University #2's facility is whole new world.  For starters, it takes up an entire first floor of a building.  There are several courts, a free weight room, a fitness center, and REAL locker rooms, complete with lockers and showers.  All of that is a sigh of relief.  I put my stuff away and head to the space with the exercise machines and treadmills.  I try to keep focused, even though I'm getting tunnel-visioned from all the new stuff.
Just find the treadmills.  We know treadmills.  Don't do anything besides treadmills today.  Don't wanna overdo it.

I find a treadmill, and it's state of the art.  I could even plug my iPhone into it if I wanted to.  I could watch TV on an individual screen if I wanted to.  I just want to walk quickly and listen to my iPod and zone out for a bit.  So I push some random buttons in an attempt to mimic my fast-walking from the day before at University #1.

But no.  This fancy new  treadmill does more than just let me walk fast.  It changes.  It changes the incline and the speed on my "route."  Suddenly it's moving quickly and I desperately try to find the button to slow it down before I pull a George Jetson in front of students who could very well be MY students.   

I keep up the best I can.  I sweat and I breathe hard.  When I'm done, I step off the treadmill and try not to pass out.  The floor still feels like it's moving, and my head is reeling.  Just make it to the locker room.  Just make it to the locker room.  I can shower in the locker room.  Don't pass out in the gym.  Don't trip in front of students.
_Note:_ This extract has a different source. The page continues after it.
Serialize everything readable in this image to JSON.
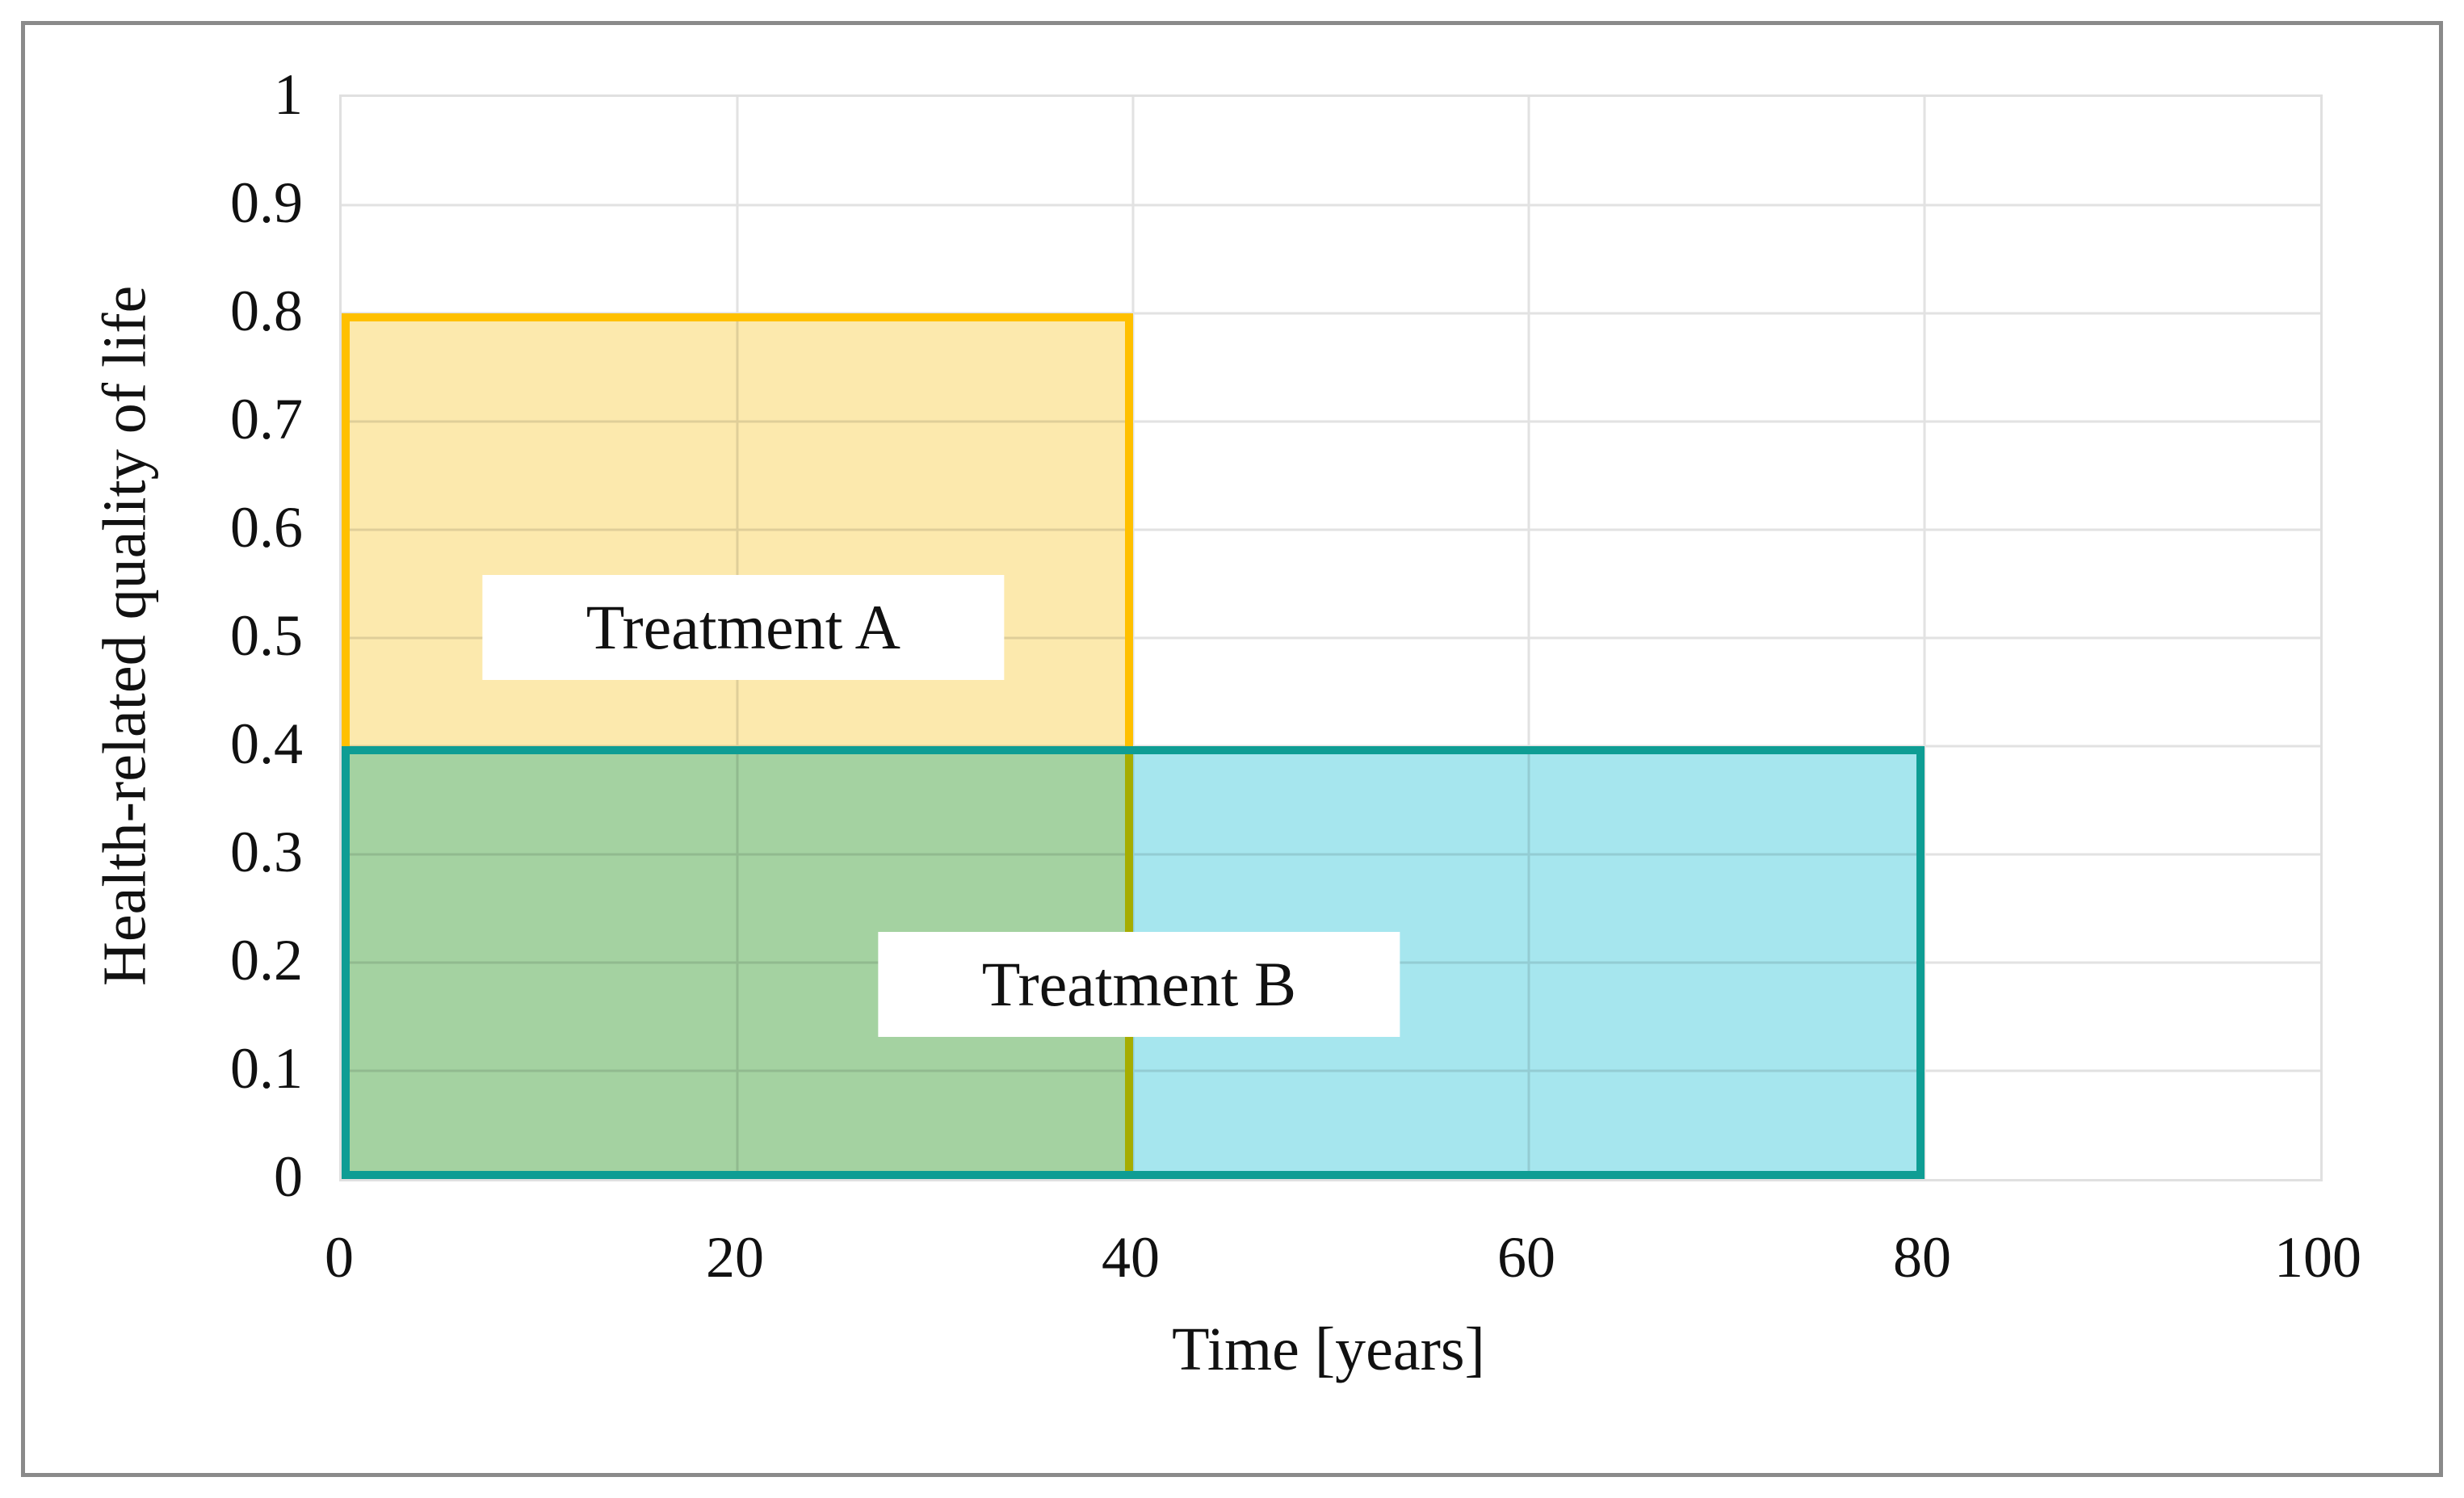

I text my Unit from the locker room:  "220 calories and 29 minutes on the treadmill.  I feel a little dizzy."
Her response:  "Slow down, cowgirl!"

That shower was the best shower I ever had.  When it was over and I was dressed, I headed to cafeteria #2 to repeat that process all over again of figuring out how to eat.

It's been two weeks, and I think I may have figured out a routine.  Sort of.  I've added some other exercise equipment into the mix; each time I get a little tunnel-visioned as I try to read the pictures and instructions on the machines.  A lot has changed in ten years in the wide world of fitness.  As usual, I don't want to ask questions of the work study students in an attempt to keep the number of times I look like an idiot to a minimum.  I think I've done okay; I've only "wandered" the entire fitness center looking around once.  Okay, maybe twice.  I've also lost two pounds.

Some of the heart-pounding anxiety has lessened, and I no longer feel like I'm going to die in the locker room.  But is it any wonder I slept for fifteen hours last night?

End Result:  New things are exhausting; change is bad.
Monica Waters: You don't like change, do you?
Adrian Monk: I have no problem with change. I just don't like to be there when it happens.